Ночь я провела в каком-то маленьком холодном вокзальчике, без сна, но в кошмарах. Все-таки я нашла Парамонова, но уж лучше бы я его не находила.
Глава 16
ВОДОВОРОТ
– Вы?! – Что-то жевавший Самуил Аркадьевич чуть не подавился.
– Может, позволите мне войти? – сказала я устало. После вчерашних увлекательных, в кавычках, приключений и бессонной ночи я чувствовала себя совершенно разбитой.
– Ну проходите. – Палтус отодвинулся от двери, как мне показалось, неохотно. Я сразу заметила, что мое неожиданное появление не вызвало у него особенного восторга – а ведь еще совсем недавно он передо мной прямо-таки расстилался, но обмозговывать причину таких метаморфоз не стала. У меня просто не было сил для этого.
Я шагнула в его антикварные апартаменты, мимоходом отметив, с каким сомнением их хозяин посмотрел на мои размокшие, в грязных солевых разводах сапоги, представляющие нешуточную угрозу для дорогого наборного паркета. Может, разуться, чтобы не наследить, мелькнуло у меня. А впрочем, пошел этот Палтус куда подальше.
– Я вам звонила вчера, – обернулась я к Самуилу, методично запиравшему свои сейфовые замки, – а ваш телефон не отвечал.
– Да, я уезжал ненадолго, два часа как с самолета, – рассеянно кивнул Самуил, не сводя глаз с грязной лужи, натекшей с моих сапог, и добавил с досадой:
– Ну что у вас стряслось?
– Стряслось то, что Парамонова больше нет.
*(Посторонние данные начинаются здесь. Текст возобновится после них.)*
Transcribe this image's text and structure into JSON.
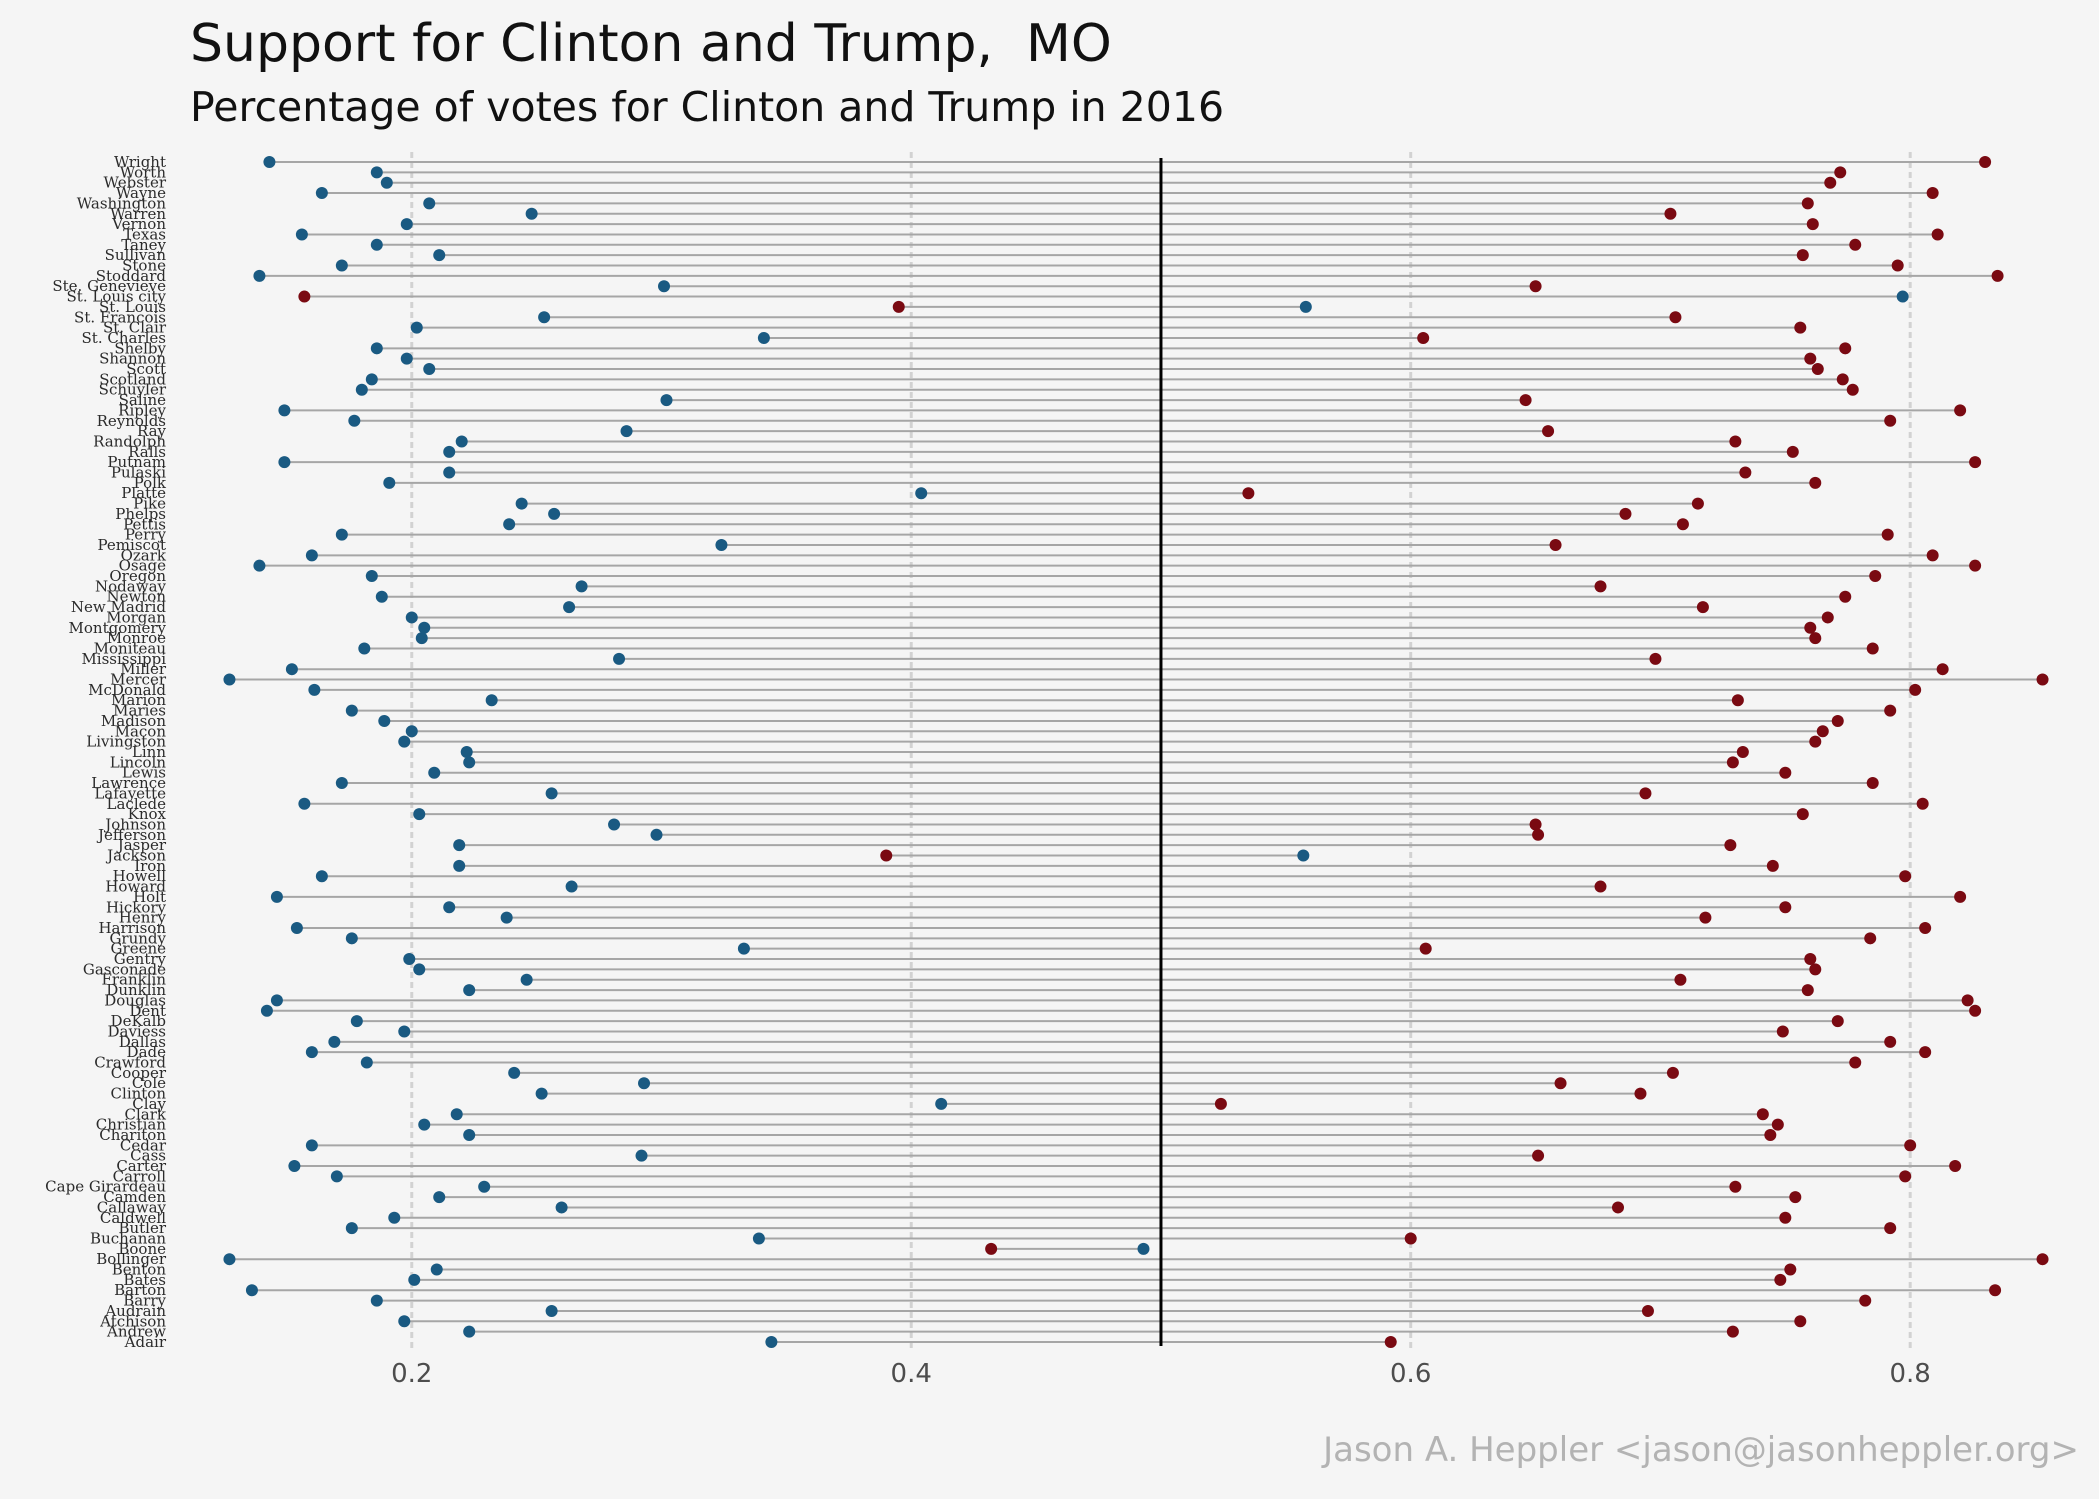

Его сильно избили, и он умер, – сообщила я бесцветным голосом.
– Кто вам это сказал? – Палтус был поразительно спокоен.
– Я сама была там, где это произошло, только в морг не попала. Нужно поехать туда и опознать.
– Так-так, подождите, я соображу, – Самуил насупился. – А когда это произошло?
– Точно я не знаю, но скорее всего девятого, на следующий день после того, как он приходил ко мне… Он… он попал в милицию. Что там было, я могу только предполагать, знаю одно: после этого он оказался в морге… Может, вы все-таки предложите мне сесть? – Я едва держалась на ногах.
– Ах да, проходите. – Самуил пригласил меня в свой кабинет, украдкой взглянув на часы, но я все равно это заметила. Для человека, минуту назад узнавшего о смерти того, кого он должен был найти живым, Самуил Аркадьевич Палтус вел себя довольно-таки странно. Что-то тут неладно, вот только непонятно что.
Я рухнула на диван и продолжила наблюдения за хитрым лисом по имени Самуил, который, между прочим, снова посмотрел на часы, на этот раз не скрываясь. Похоже, он куда-то торопился.